Investment - Articles - 6 financial plans to protect your future for Divorce Day


The first working Monday of the new year is often referred to as Divorce Day because it traditionally sees a spike in people contacting solicitors to discuss ending their marriage following the festive period. This year, it falls on Monday, 5 January. While emotions can understandably run high in divorce, financial planning can be neglected, which that can have long-term consequences.

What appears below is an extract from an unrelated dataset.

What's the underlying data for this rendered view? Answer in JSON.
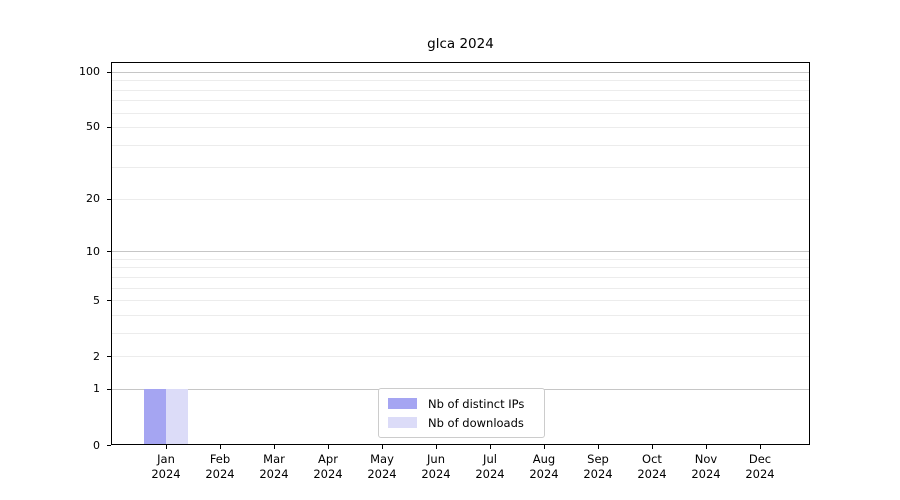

Rebecca Williams, Divisional Lead of Financial Planning at Rathbones: “Divorce is often a time of emotional stress and financial readjustment, and I’ve seen people experience it in very different ways. Some delay starting the process because they’re worried about money and how their lifestyle might change, especially when children are involved. Others find the emotional strain so overwhelming that the financial side doesn’t always get the attention it needs during settlement discussions. And for some, divorce brings a sense of financial freedom and a chance to reset their priorities. Whatever the circumstances, having a financial planner by your side can make a huge difference, helping you navigate change with clarity and confidence.”
 
Rebecca Williams outlines six key financial considerations in divorce.
Pensions
“People often focus on the family home during a divorce, but pensions are just as important. They account for 35% of household wealth, second only to property at 40%. Overlooking pensions could have lasting consequences, especially later in life when there’s little time to make up shortfalls. There are three main ways to deal with pensions: sharing them outright for a clean break, earmarking income for an ex-spouse after retirement, or keeping the pension and letting the ex-spouse take other assets, called offsetting.
 
“Each option has pros and cons, and understanding the true worth of both defined benefit and defined contribution schemes is essential. And don’t forget the State Pension – usually this cannot be split between spouses. Women, in particular, may have gaps from career breaks, so checking your State Pension record and plugging any shortfall is crucial for long-term security.”
 
Property and housing costs
“The family home is often the biggest asset in a divorce, and the emotional pull to keep it – especially when children are involved – can be strong. But clinging to the property doesn’t always make financial sense. Staying put could mean sacrificing other valuable assets like savings and pensions, which could undermine long-term security. Before making a decision, weigh up the options: sell, buy out, or co-own. And don’t overlook mortgage affordability, stamp duty (if you are buying a new home), and ongoing upkeep."
 
Capital gains tax implications
“Transfers of assets between spouses or civil partners are not usually subject to capital gains tax (CGT). The gain, or profit, if an asset has increased in value is deferred until the receiving spouse sells to a third party. This relief applies for up to three tax years after a couple permanently separates, and it can continue indefinitely if transfers are made under a court-approved consent order. However, if assets need to be sold to a third party - for example, to raise cash for a financial settlement - CGT may apply unless allowances or exemptions can be used. That’s why it’s so important to consider any potential CGT when valuing assets and negotiating a fair settlement. Understanding this upfront can help you avoid unexpected tax bills and make more informed decisions.”
 
Consider insurances and update your will
“Insurance often slips down the priority list during divorce, but it’s vital to review your cover. Life insurance, health cover, and income protection may need updating, especially if policies are tied to joint liabilities or dependents. If you have existing policies that will continue – like employer death in service schemes, make sure you check your nominated beneficiary/ies as it is likely to include your ex-spouse. Beneficiary nominations can be reviewed and updated at any time so it’s good idea to check regularly in any case. While you’re at it, revisit your will. Divorce doesn’t automatically cancel old instructions, and if you haven’t made a will, your assets will be distributed under intestacy rules – which may not reflect your wishes.”
 
Cash flow and budgeting
“Life after divorce often means a very different financial reality. Understanding your day-to-day spending is crucial for negotiating a fair settlement and planning your lifestyle post-divorce. Using cash-flow planning with a financial planner can make a huge difference. This plan looks at your income, assets, and expenses to show what’s affordable and what life after divorce could realistically look like. It provides clarity and confidence, helping you make decisions based on a clear picture of your future rather than uncertainty or worry.”
 
Professional advice
“Bringing in a financial planner early can make all the difference. If advice comes after a settlement is agreed, the chance to align divorce terms with future lifestyle needs may be lost. A planner can stress-test whether monthly maintenance will cover costs today and tomorrow and weigh up lump-sum options. Using detailed cash-flow forecasts, they’ll factor in spending, interest rates, and inflation to calculate what’s truly needed for long-term security. Coordinated advice at the outset helps avoid costly mistakes and ensures a fair, sustainable outcome for both parties.”